2010-02-19 14:18:13

Come Cristo, il sacerdote tenga fisso il suo cuore in Dio: torniamo sulla Lectio divina del Papa ai parroci della diocesi di Roma


Vivere in comunione con Cristo, conformarsi alla volontà di Dio per amare il prossimo senza riserve: tanti gli spunti di meditazione offerti, ieri, da Benedetto XVI ai parroci della sua diocesi di Roma, riuniti in Vaticano per il tradizionale incontro quaresimale. Nella sua lectio divina incentrata sulla Lettera agli Ebrei, il Papa si è soffermato sulle conseguenze pratiche del sacerdozio regale di Cristo per la vita di ogni consacrato. Un evento particolarmente denso, ricco di spunti di riflessione, su cui torniamo oggi con il servizio di Alessandro Gisotti:RealAudioMP3

Per essere realmente un uomo di Dio, il sacerdote “deve conoscere Dio da vicino”, deve vivere in comunione con Cristo. Benedetto XVI ha invitato i sacerdoti ad essere mediatori, a portare l’uomo a Dio, alla redenzione. Ma, è stato il suo richiamo, per far questo bisogna lasciarsi prendere per mano da Dio, entrare nel suo mistero d’amore:

 
“Il nostro essere, la nostra vita, il nostro cuore deve essere fissato in Dio in questo punto dal quale non usciamo e che si realizza, si rafforza giorno per giorno anche con brevi preghiere nelle quali ci ricolleghiamo con Dio e diventiamo più uomini di Dio che vivono nella comunione di Dio e possono così parlare di Dio e guidare a Dio”.

 
Il sacerdote come Cristo, ha detto il Papa, è chiamato ad entrare nella miseria umana, a prendere su di sé le sofferenze delle persone affidate a lui.

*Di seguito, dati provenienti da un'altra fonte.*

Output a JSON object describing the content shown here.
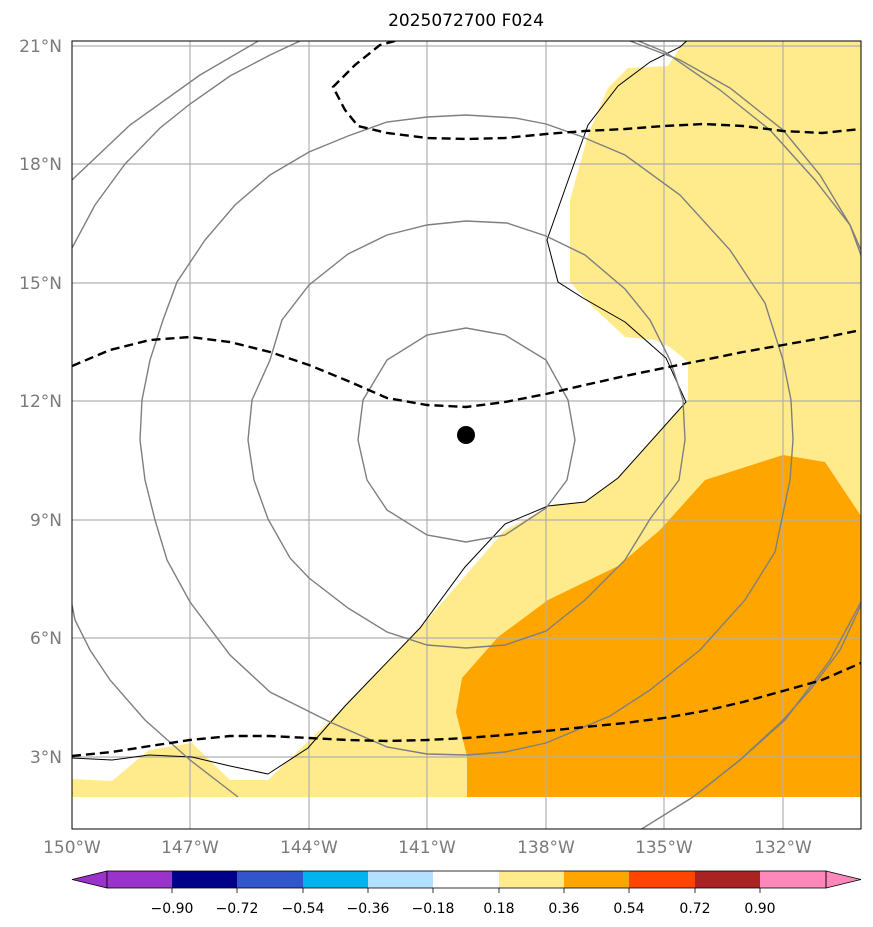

E ha rivolto il pensiero al “vero umanesimo” che Cristo ci ha mostrato:

 
“Certo il suo cuore è sempre fissato in Dio e vede sempre Dio, intimamente è sempre in colloquio con Dio, ma porta nello stesso tempo tutto l’essere, tutta la sofferenza umana entra nella passione, parlando, vedendo gli uomini che sono piccoli senza pastore”.

 
Questa sofferenza, ha soggiunto il Papa, la vediamo nelle lacrime di Cristo, nell’angoscia al Getsemani, nel grido sulla Croce. Tutta questa sofferenza, ha detto, non però un qualcosa che è “accanto alla sua grande missione”. In realtà, proprio così Cristo “offre il sacrificio, fa il sacerdote”:

 
“Diciamo giustamente che Gesù non ha offerto a Dio qualcosa, ma ha offerto sé e questo offrire sé si realizza proprio in questa compassione che trasforma in preghiera e in grido al Padre la sofferenza del mondo”.

 
In questo senso, ha proseguito, “tutta la nostra compassione e la sofferenza di questo mondo così lontano da Dio, è atto sacerdotale”, “è offrire”. Quindi, ha messo l’accento sulla conformità con la volontà di Dio. Un’obbedienza che rappresenta “la verità del nostro essere, è la vera libertà”:

 
“Gesù, portando l’uomo, l’essere uomo, in sé e con sé nella conformità di Dio, nella perfetta obbedienza e cioè nella perfetta conformazione tra le due volontà, ci ha redento e la redenzione ha sempre questo processo del portare della volontà umana nella comunione con la volontà divina”.

 
Nella sua lectio, il Papa ha offerto le sue riflessioni anche sulla figura sacerdotale di Melchisedech. Con lui, ha osservato, un pagano entra nell’Antico Testamento. Una “figura misteriosa in cui appare la vera venerazione di Dio”. Anche il paganesimo, dunque, “è in via verso Cristo”:

 
“Questo vuol dire che Cristo è la novità assoluta di Dio e nello stesso tempo è presente in tutta la storia, e attraverso la storia, va incontro a Cristo non solo la storia del popolo eletto che è la vera preparazione voluta da Dio, nella quale si rivela il mistero di Cristo, ma anche dal paganesimo si prepara il mistero di Cristo, vanno le vie verso Cristo e porta in sé tutto”.